Of course, I'm talking about the mighty http.Handler.

type Handler interface {
    ServeHTTP(ResponseWriter, *Request)
}

To be able to handle HTTP requests, your type only needs to implement this one method. The method reads the request info from the given *Request and writes a response into the given ResponseWriter. Seems simple enough, right?

Complement, don't replace

Yet, when building abstractions on top of that, some get it wrong. Take for example Mango, described by its author as "a modular web-application framework for Go, inspired by Rack and PEP333".

This is what a Mango application looks like:

func Hello(env mango.Env) (mango.Status, mango.Headers, mango.Body) {
  return 200, mango.Headers{}, mango.Body("Hello World!")
}

Looks simple, concise and very similar to WSGI or Rack, right?
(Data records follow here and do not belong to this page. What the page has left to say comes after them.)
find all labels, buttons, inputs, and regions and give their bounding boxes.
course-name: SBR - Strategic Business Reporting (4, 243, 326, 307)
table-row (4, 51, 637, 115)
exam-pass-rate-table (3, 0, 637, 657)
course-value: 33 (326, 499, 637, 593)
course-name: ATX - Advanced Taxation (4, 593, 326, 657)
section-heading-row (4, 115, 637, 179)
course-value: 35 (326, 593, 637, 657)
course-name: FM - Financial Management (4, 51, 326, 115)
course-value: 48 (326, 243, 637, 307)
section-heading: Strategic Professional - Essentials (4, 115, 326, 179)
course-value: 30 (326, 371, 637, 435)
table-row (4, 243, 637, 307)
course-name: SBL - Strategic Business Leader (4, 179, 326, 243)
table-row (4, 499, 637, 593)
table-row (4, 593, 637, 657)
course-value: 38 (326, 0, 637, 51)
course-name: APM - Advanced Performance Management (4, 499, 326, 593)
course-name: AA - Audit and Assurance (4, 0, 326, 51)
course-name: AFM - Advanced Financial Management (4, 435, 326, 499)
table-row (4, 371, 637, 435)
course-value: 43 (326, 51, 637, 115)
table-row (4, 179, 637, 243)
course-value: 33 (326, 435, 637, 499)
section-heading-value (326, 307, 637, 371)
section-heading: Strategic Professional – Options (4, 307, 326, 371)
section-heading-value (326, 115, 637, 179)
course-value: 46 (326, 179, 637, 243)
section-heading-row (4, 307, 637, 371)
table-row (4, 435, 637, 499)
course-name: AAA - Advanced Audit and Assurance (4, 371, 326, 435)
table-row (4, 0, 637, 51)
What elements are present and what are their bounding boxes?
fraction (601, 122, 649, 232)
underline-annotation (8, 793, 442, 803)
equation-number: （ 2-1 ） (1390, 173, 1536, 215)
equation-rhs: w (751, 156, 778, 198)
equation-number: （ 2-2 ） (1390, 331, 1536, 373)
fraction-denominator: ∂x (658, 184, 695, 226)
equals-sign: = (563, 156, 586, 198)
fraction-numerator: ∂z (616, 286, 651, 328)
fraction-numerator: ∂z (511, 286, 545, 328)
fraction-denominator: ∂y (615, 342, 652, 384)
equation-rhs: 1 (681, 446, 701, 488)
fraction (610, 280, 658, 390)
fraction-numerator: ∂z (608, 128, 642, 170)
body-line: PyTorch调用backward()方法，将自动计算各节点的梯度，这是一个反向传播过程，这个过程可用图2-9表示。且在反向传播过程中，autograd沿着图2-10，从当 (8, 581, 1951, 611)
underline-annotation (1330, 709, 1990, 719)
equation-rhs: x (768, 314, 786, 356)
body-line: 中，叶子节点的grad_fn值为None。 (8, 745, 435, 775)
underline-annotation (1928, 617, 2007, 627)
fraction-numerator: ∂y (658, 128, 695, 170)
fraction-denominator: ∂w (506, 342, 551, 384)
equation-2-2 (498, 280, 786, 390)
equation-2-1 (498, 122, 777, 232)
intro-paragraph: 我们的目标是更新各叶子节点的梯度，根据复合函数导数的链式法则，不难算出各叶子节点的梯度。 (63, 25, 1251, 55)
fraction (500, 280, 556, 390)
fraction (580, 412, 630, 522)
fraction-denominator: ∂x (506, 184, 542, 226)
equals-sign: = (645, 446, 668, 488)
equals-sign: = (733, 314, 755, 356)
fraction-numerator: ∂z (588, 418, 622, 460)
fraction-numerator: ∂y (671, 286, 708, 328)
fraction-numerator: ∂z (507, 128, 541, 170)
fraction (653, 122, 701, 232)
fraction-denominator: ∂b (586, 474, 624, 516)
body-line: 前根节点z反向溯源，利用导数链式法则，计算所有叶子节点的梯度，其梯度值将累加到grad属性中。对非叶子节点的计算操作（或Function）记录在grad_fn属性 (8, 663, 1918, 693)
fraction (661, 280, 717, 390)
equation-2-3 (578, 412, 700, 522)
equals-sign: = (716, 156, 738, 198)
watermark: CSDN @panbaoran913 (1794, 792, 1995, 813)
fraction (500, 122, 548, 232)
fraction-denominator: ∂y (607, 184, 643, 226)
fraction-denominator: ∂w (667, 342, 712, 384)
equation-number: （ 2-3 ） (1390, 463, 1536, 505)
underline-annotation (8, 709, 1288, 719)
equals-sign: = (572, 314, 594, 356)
Except for one thing. While with dynamic/duck typing, you could have any iterable for a body, here mango.Body is simply a string. Essentially, that takes away the ability to do any sort of streaming responses with Mango. Even if it were to expose a ResponseWriter, anything written to it would clash with the returned values, since they're only returned at the end of the function, after the calls to ResponseWriter have already been made.

That's bad. Whether you need another interface on top of existing net/http is a matter of taste, but even if you do, it should not take functionality away. An interface that is nicer to code with, but takes away important functions is clearly inferior.

The right way

A popular "micro" web framework web.go deals with this in a simple, yet much better way. Its handlers take a pointer to web.Context as an optional first argument.

type Context struct {
    Request *http.Request
    Params  map[string]string
    Server  *Server
    http.ResponseWriter
}
// ...
func hello(ctx *web.Context, val string) string {
    return "hello " + val 
}

web.Context does not take the standard HTTP handler structures away. Instead, the *Request argument is available as a struct member and Context implements the required ResponseWriter methods itself embeds the original ResponseWriter. The string you return from the function (if any) is simply appended to the response.

That is a good design choice and I think it goes well with Go's philosophy. Even though you get a nice higher-level API, you don't have to sacrifice the low-level control over the request handling.

Start now

Go's HTTP library infrastructure, despite growing rapidly, still has some gaps left to fill. But the last thing we need is fragmentation and annoying incompatibilities due to poor design and abstractions that actually take important functionality away. Embracing and supporting the standard Go HTTP facilities is, in my humble opinion, the straightest way to having functional and modular 3rd-party HTTP tools.